DETROIT – If this is the payoff, maybe the Twins should put everyone on the injured list this summer. The returns can be triumphant.

Michael Pineda, in his first day back on the active roster, held Detroit to three runs over five innings Friday and stranded three Tigers in scoring position. Mitch Garver, in the starting lineup for just the fourth time since coming off the injured list, smacked a two-run homer and added an RBI single. And Nelson Cruz, activated only three days earlier, broke an eighth-inning tie with a home run of his own.

The wounded-no-more Twins combined to keep their team's AL Central lead at a healthy 10½ games with a 6-3 victory over the Tigers at Comerica Park. Somebody give that medical staff a raise.
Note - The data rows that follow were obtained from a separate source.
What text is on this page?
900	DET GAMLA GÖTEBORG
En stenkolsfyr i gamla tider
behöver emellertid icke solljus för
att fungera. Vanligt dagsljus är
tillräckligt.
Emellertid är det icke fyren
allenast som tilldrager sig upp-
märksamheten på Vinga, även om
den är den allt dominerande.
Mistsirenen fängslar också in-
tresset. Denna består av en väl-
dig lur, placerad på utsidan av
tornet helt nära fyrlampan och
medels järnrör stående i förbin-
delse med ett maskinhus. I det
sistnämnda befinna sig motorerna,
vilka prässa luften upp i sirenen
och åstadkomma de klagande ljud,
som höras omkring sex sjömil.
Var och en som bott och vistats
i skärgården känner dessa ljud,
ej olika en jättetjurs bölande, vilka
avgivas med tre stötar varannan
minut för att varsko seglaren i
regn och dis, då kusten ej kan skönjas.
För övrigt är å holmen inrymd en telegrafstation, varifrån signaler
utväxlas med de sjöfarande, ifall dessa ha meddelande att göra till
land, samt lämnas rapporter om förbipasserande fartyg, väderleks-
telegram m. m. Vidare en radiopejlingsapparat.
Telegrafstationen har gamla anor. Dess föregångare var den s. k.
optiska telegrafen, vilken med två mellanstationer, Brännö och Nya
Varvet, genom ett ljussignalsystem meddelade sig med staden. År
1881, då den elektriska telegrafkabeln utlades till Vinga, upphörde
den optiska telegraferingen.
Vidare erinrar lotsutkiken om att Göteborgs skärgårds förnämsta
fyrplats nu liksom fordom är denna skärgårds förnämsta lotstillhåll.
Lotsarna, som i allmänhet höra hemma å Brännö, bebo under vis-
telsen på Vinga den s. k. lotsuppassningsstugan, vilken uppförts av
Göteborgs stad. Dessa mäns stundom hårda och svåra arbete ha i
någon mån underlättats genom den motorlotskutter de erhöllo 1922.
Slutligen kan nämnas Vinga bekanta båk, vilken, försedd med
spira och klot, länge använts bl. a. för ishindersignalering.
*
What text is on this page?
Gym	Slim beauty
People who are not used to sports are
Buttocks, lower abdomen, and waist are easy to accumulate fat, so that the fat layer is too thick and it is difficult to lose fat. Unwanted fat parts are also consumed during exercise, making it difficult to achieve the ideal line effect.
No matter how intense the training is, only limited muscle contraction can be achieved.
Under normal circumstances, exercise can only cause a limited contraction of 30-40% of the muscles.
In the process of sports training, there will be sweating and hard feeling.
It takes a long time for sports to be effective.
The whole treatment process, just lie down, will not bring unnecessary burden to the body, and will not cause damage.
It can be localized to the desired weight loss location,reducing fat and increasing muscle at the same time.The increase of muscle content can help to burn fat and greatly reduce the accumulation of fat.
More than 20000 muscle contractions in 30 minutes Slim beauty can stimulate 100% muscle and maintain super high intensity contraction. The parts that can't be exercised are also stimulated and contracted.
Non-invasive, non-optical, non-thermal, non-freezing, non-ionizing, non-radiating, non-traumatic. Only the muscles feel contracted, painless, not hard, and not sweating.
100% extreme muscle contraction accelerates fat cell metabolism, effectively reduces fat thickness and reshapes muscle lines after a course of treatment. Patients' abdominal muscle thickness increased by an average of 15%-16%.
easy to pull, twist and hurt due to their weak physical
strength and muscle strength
"I had a little bit of rest and I felt very strong tonight. And I used it," said Pineda, whose knee tendinitis has disappeared. "I took two weeks off, and today I felt great and let it go."

Oh, there were contributions from some able-bodied Twins, too. Marwin Gonzalez doubled twice and singled twice, his first four-hit game since last year's playoffs with Houston. C.J. Cron, after an eight-homer May, connected for the first time in June. And Ryne Harper, deprived of his first career victory by a Cleveland rally on Wednesday, earned it for real two days later by striking out the side in the seventh inning.

But against rising Tigers lefthander Matthew Boyd, the Twins received a strong reminder of what they have been missing lately while their injured players healed.

"Coming back from injuries, you're a little timid with it," Garver said after hitting hit first home run since May 14, the day he sprained his left ankle on a play at the plate. "I'm still getting there. I'm still not at full speed. But tonight was a good start."

Same for Pineda, who wasn't at his best, but he made big pitches when he had to, and for the fourth time in five starts he didn't issue a walk. "He's excited to be back out there. His rehab went very well," manager Rocco Baldelli said of the veteran righthander. "You can tell from the way he's kind of bouncing around that he's ready to go."

Garver went 2-for-13 in his first four appearances since returning, but he was ready when Boyd tried to sneak a high 94-mile-per-hour fastball past him with a full count in the third inning. The sky-high fly ball landed in the Twins bullpen, Garver's 10th home run of the year.

And when Boyd departed and the Tigers turned to righthander Joe Jimenez, Cruz lifted a 96-mph fastball over the middle of the plate into the front row of seats in right field, his second homer in three starts since returning from a sore left wrist.

The Twins beat Detroit for the fifth time in seven meetings this season, and this one was special to Harper. The AL's oldest rookie at age 30, he entered in a tie game for the first time all season, and his curveball was sharper than ever.

Harper threw 10 curves in the sixth inning, and got five swing-and-misses with it from Niko Goodrum, Christin Stewart and Nicholas Castellanos — including the third strike on all three.

Once Cruz homered in the next half-inning, and the Twins tacked on two insurance runs and survived tense eighth and ninth innings for Tyler Duffey and Blake Parker, Harper became the winning pitcher for the first time in his career.

"It was awesome. It really means a lot," Harper said. "I'm just glad we won. I love our team. We're a lot of fun. So I'm excited."